On-Demand mode doesn’t have explicit per-shard limits that you interact with—the limits are proportional to how many shards AWS has provisioned on your behalf. However, there’s an important detail: On-Demand mode does have account-level burst capacity limits and regional quotas. These are generous (typically 4,000 MB/s per account per region), but they exist. For the vast majority of applications, this is not a constraint.

One nuance worth understanding: in On-Demand mode, you get better burst handling. AWS provisions shards based on your 30-day peak, and those shards are provisioned to handle roughly twice that peak. If you have a sudden spike beyond even the doubled capacity, you may experience throttling, but AWS will begin scaling up additional shards. In Provisioned mode, any traffic beyond your shard count will be throttled immediately with no automatic recovery.

Making the Decision: A Framework#

Here’s a practical framework for choosing between the two modes:

Choose Provisioned mode if your workload meets any of these criteria: you have historical data showing consistent, predictable demand; your traffic patterns are well understood and relatively stable; cost optimization is a primary concern; or you’re running a mature application in production where capacity planning is straightforward. The math strongly favors Provisioned for any high-volume, steady-state workload.

Choose On-Demand mode if you’re dealing with unpredictable traffic with significant peaks and valleys; you’re building a new application and don’t yet know demand patterns; your workload is truly event-driven and sparse (like IoT data from geographically distributed devices that report unpredictably); or you value the operational simplicity of not managing shard counts. The price premium is worth it if it eliminates capacity management overhead or prevents costly throttling during demand spikes.

A pragmatic hybrid approach is also valid: start with On-Demand while you gather data about actual demand patterns, then switch to Provisioned once you have two to three months of historical data and can confidently forecast future needs. Many teams follow this path and find it strikes the right balance between operational simplicity and cost optimization.

Monitoring and Cost Visibility#

Whichever mode you choose, robust monitoring is essential. For Provisioned mode, monitor your shard utilization—if you’re consistently approaching or exceeding your provisioned throughput, you need to add shards. AWS CloudWatch provides metrics for GetRecords IteratorAgeMilliseconds (which increases when consumers can’t keep up) and PutRecord throttling events.

For On-Demand mode, monitor your actual data ingestion volume and correlate it with your monthly bill. CloudWatch provides an IncomingBytes metric that directly maps to your costs. Also monitor shard count to understand how AWS is scaling your stream in response to demand patterns. If you notice the shard count climbing steadily over weeks while actual throughput demand is stable, it might be a sign that your 30-day peak-based scaling is capturing outlier events that aren’t representative of normal traffic.

Conclusion#

The choice between Kinesis Provisioned and On-Demand capacity modes is fundamentally a trade-off between cost predictability and operational simplicity. Provisioned mode offers the lowest per-unit cost for predictable, high-volume workloads but requires you to accurately forecast demand and actively manage shard counts. On-Demand mode eliminates capacity management and provides automatic scaling at the expense of higher per-gigabyte costs, making it ideal for variable or unknown workloads where the convenience and safety are worth the premium.
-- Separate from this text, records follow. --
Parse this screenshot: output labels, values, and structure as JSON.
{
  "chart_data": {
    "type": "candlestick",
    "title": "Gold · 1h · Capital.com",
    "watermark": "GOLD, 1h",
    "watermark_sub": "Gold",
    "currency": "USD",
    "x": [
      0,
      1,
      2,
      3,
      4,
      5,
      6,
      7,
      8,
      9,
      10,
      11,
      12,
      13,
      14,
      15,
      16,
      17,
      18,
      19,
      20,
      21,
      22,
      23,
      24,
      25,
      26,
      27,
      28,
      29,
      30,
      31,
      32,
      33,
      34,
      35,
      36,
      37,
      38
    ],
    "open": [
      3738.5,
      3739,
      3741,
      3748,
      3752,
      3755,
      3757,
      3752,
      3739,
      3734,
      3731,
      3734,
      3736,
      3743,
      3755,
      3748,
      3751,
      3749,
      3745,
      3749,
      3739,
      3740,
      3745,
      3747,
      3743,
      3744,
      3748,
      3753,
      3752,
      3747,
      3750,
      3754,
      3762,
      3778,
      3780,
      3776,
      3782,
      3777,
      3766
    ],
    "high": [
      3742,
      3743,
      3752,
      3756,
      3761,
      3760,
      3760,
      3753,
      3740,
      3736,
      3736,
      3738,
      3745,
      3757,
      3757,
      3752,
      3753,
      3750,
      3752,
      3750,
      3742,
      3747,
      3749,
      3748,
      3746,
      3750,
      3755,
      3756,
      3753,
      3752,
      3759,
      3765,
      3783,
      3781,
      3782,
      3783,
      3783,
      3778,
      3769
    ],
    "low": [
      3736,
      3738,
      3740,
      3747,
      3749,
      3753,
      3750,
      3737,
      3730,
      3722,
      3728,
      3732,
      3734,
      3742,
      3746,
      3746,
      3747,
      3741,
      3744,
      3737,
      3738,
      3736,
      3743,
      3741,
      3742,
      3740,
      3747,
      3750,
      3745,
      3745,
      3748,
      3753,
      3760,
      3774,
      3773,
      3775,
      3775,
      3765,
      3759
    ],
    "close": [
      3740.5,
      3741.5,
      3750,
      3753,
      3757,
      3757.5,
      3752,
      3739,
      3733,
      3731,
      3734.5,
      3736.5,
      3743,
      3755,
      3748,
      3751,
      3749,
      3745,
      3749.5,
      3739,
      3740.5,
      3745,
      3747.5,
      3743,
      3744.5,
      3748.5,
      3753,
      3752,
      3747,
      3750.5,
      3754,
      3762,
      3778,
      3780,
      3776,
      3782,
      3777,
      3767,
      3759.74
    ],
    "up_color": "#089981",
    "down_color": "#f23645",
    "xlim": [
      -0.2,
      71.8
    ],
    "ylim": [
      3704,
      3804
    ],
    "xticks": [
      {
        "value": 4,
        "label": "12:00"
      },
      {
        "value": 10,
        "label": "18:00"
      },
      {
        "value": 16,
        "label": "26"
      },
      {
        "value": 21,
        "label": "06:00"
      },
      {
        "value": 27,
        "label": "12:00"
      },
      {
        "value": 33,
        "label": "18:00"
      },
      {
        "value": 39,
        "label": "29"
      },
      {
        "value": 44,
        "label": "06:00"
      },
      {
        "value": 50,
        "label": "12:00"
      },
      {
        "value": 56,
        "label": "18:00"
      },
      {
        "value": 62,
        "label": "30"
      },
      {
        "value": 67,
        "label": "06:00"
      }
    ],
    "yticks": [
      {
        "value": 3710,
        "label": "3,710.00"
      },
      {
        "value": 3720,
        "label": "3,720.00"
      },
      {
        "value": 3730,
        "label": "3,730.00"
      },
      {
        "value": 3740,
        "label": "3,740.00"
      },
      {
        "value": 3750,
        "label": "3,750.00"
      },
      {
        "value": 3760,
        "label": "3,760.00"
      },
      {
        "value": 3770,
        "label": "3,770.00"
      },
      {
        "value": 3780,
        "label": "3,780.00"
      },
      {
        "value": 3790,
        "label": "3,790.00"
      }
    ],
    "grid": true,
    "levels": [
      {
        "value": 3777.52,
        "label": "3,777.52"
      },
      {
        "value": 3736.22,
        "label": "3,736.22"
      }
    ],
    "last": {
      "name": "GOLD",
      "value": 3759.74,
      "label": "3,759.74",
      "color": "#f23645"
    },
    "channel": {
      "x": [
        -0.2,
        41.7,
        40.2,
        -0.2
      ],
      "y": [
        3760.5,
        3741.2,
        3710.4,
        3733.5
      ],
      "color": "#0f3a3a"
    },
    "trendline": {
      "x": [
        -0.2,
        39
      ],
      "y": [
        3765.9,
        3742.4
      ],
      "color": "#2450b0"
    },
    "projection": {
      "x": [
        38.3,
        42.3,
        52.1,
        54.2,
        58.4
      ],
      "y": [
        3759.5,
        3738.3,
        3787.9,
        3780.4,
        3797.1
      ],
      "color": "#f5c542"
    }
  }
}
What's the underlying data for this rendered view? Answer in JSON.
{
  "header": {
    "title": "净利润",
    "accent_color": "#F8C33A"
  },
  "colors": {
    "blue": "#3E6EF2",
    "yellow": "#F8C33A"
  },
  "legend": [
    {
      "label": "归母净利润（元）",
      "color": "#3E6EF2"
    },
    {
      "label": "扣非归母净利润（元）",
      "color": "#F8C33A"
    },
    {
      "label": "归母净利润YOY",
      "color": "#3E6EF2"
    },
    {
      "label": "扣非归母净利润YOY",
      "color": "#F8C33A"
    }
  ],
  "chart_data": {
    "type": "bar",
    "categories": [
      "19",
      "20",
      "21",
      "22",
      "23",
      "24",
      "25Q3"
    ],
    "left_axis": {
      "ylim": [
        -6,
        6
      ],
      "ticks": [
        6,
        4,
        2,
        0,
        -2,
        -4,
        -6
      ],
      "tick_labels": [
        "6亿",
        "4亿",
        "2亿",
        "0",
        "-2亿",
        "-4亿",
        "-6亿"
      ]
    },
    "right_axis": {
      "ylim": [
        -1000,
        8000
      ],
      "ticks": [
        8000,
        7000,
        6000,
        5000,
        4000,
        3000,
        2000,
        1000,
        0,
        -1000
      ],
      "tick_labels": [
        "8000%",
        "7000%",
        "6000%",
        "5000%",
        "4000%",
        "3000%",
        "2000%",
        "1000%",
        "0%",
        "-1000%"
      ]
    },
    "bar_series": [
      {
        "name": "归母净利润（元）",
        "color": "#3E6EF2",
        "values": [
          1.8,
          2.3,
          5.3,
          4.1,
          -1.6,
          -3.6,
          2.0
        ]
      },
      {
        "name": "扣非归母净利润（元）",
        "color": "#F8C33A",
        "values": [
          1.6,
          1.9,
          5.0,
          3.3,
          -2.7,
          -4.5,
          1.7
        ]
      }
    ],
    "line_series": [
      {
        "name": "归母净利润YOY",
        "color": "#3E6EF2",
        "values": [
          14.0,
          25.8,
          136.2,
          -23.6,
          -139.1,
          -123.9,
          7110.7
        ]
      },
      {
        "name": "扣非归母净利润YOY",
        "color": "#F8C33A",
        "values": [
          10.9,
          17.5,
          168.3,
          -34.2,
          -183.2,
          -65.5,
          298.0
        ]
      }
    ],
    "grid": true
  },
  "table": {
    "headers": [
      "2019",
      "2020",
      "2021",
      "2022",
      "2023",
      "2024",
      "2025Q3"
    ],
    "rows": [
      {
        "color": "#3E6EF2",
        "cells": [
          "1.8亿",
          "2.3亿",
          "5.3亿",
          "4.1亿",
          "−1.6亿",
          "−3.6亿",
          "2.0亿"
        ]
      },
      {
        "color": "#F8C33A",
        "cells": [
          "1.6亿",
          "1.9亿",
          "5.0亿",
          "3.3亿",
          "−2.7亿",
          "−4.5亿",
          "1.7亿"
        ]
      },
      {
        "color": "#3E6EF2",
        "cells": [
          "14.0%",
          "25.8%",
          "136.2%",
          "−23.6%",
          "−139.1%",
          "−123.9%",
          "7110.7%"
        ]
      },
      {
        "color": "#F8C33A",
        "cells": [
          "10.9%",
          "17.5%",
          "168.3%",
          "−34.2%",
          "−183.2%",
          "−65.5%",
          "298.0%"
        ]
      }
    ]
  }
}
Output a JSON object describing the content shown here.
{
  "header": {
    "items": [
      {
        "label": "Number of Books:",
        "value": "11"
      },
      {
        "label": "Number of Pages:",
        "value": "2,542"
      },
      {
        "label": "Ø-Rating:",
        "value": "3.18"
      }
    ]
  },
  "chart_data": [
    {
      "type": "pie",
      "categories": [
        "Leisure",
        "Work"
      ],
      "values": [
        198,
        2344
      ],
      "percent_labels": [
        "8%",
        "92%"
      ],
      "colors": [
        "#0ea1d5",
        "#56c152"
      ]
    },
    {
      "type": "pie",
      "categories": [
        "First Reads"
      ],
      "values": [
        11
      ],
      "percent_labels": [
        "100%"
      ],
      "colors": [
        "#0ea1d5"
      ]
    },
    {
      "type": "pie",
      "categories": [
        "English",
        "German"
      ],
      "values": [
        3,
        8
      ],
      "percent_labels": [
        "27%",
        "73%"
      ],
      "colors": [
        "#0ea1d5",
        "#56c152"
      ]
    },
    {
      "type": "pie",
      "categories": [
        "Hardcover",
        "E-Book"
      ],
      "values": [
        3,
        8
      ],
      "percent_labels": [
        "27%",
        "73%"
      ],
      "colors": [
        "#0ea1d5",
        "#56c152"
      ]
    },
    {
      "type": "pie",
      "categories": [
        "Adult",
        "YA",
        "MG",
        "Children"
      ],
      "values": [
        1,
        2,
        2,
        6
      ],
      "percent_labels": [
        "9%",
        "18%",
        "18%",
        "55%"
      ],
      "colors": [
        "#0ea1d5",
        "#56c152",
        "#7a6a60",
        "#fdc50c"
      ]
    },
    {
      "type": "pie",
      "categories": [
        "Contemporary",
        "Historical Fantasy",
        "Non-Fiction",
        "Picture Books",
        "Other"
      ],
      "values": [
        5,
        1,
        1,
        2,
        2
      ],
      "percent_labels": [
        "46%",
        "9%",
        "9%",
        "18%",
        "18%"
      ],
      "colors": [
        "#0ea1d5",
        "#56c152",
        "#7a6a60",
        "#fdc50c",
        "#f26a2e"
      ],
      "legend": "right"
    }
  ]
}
There’s no universally correct answer—only the right choice for your specific workload, organization, and priorities. Start by understanding your traffic patterns, gathering the cost calculations we’ve outlined, and honestly assessing your tolerance for capacity management overhead. If you’re uncertain, On-Demand provides a low-risk way to operate while you gather the data needed to make an informed decision. Once you’re confident in your demand patterns, switching to Provisioned mode can deliver significant cost savings for steady, predictable workloads. The beauty of AWS’s flexibility is that you can start one way and evolve your approach as your application matures.